The goldbugs cling to everything they can to promote gold at the destruction of the dollar. They are pushing the idea that China, Russia, and other BRICS countries are developing a dollar alternative. The truth of the matter is that is more fiction. Even India’s foreign minister S. Jaishankar came out and said, “There is no idea of a BRICS currency.” Foreign minister S. Jaishankar made it clear that the five-member BRICS group – consisting of Brazil, Russia, India, China, and South Africa – isn’t currently planning to develop a greenback substitute for trade and investments.  “On what we will discuss at the BRICS meeting, we’ll have to see because there are many other issues – but there is no idea of a BRICS currency,” he said, as shown by footage from the Hindustan Times.

To even attempt to do something is absurd to create a BRICS currency like the euro would doom their economies. The #1 market remains the American consumer, and to price things in some alternative currency would undermine their own economies. People need to understand currency.

That was the entire purpose of creating the Euro. German Chancellor Kohl took Germany into the euro for the purpose of eliminating the foreign exchange risk to other European states so that Germany could then sell more products throughout Europe. The euro was to eliminate that foreign exchange rise to increase sales. The propaganda of the goldbugs who just hate the dollar is utter nonsense. They will not create some BRICS alternative to the dollar, surrendering their sovereignty to some central power as all European states did by creating Brussels. Kohl denied the Germans the right to vote on joining the euro, for he knew he would lose. That is why he refused to consolidate the debts fearing the German people would rise up in revolt against him.

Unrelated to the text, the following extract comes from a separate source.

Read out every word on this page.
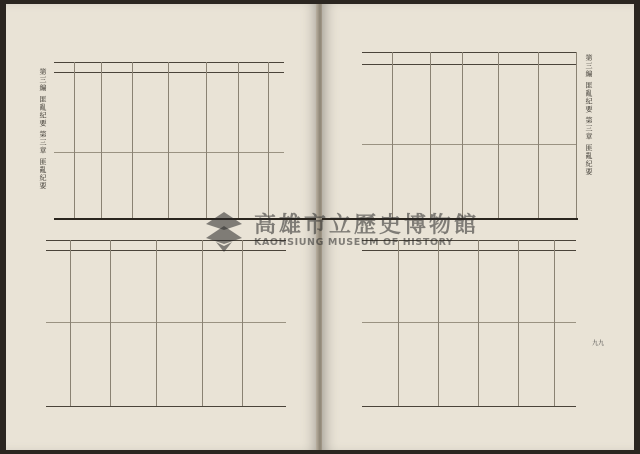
第三編 匪亂紀要 第三章 匪亂紀要	第三編 匪亂紀要 第三章 匪亂紀要
九九
高雄市立歷史博物館
KAOHSIUNG MUSEUM OF HISTORY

The Roman Empire was the financial capital of the Western World. They traded with both China through the silk road and India for spices. Even Alexander the Great attempted to conquer India and failed. Here we have an Indian imitation of a Roman gold aureus of Tiberius. The importance of Indian imitations of Roman gold coins demonstrates that there was a PREMIUM to the coinage of Rome above the metal content, which is why the Indians imitated Roman coinage. Otherwise, they would have minted their own coins in Southern India.

Indian imitations of Roman gold coins continued into the reign of Gordian III (2388-244AD), minted in Southern India that traded spices with the Greeks and the Romans. In Northern India, there was the Kushan Empire which was the first to issue Indian gold coinage. However, the Kushan Empire was not that portion of India that was engaged in the spice trade.

All of this proves a very significant point. The coinage was not simply the metal content. If that were the case, we would not find an imitation of the coinage of the dominant financial capital at that time. Here is a gold imitation of Philip II (359-337BC), Alexander the Great’s father.

We see the same imitation of the silver Athenian Owls (Tetradrachm) minted in Arabia. The same exists in Egypt, which did not issue its own coinage. Imitations of the dominant coinage of financial capital existed throughout the centuries.

Even during the 12-13th centuries, European states also imitated the gold Florin of Florence. All of this clearly establishes that the goldbugs are simply wrong and do not understand the monetary history of the world. There is always a premium to the dominant economic empire. For right now, that is the US dollar.

For now, the dollar will retain that role up to about 2029.